According to an artifact summary of the so-called “Black Swan” project – Odyssey’s codename for the ship – and filed with the court, the shipwreck recovery that took place in early 2007 off the coast of Portugal yielded a substantial trove. Besides the coins, Odyssey brought back bronze and copper ingots, pulley wheels, wooden fragments from “possibly a chest,” cannonballs, and rectangular and oval shaped boxes made of gold.
“The small number of coins recovered from the ‘Black Swan’ site evaluated to date are almost exclusively milled coinage struck in South American Spanish Crown Colonies,” Odyssey says in its report in 2008. The firm had long argued in public then that it didn’t know whether the coins were Spanish, but the report describes them as “reales” in eight, four, two and one denominations.
In a November 3, NGC CEO Steven Eichenbaum advised Spain that it had placed a lien on the treasure it was holding in lieu of $185,159 for conserving and storing the coins since 2007. “Release of the coins from our possession will not occur until the lien is satisfied in full,” Eichenbaum wrote.
Then Odyssey told Spain that “whoever ultimately takes possession and ownership of the coins would pay NGC.”
“I am sure that you are not suggesting that Spain would gladly accept all benefit and financial value of the coins, but would refuse to pay for their storage and conservation to date,” Odyssey lawyer and vice president Melinda MacConnel wrote Goold in a letter dated November 22.

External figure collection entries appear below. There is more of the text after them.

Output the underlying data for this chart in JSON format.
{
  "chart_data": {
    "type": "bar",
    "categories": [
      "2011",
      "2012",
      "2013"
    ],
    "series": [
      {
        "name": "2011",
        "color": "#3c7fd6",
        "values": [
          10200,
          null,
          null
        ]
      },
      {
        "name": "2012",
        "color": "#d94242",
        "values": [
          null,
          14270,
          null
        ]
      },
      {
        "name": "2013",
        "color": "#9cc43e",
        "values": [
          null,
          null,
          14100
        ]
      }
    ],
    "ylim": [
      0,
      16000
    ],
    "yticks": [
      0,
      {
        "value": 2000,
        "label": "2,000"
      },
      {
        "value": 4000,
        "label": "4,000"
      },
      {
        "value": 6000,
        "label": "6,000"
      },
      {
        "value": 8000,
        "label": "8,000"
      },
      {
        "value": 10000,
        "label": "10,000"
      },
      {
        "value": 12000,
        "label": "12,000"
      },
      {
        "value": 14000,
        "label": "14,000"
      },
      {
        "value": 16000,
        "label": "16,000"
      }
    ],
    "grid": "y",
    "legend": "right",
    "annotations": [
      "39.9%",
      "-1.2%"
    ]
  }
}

Spain has asked the judge to order Odyssey to fulfill the obligations it promised, including paying NGC, when it petitioned the court to allow it to hold the coins under the US Marshals’ supervision.
MacConnel has also told Spain that it won’t turn over the artifacts that are being kept in Gibraltar. Odyssey secretly airlifted the coins from the British territory in early 2007 and later that year its ship, the Explorer, was boarded by the Civil Guard when it crossed Spanish waters trying to reach Gibraltar again to reportedly retrieve the rest of the treasure.
According to that inventory filed with the court, Odyssey is storing in Gibraltar an undisclosed amount of silver coins, metal buckles, fragments of a coin bag and wooden crates encrusted with coins, gold jewelry, metal buckles, brass and glass optical lenses, ceramic shards and a glass bottle stopper.
“Due to Spain’s interference, those items never came under the jurisdiction of the US court and were never in the custody of the US Marshal, so they would not be subject to any order of the court,” MacConnel wrote in a letter dated October 12.
Spain argues that it must comply with the courts’ ruling and turn over everything it has that came from the Mercedes, regardless of where it is located.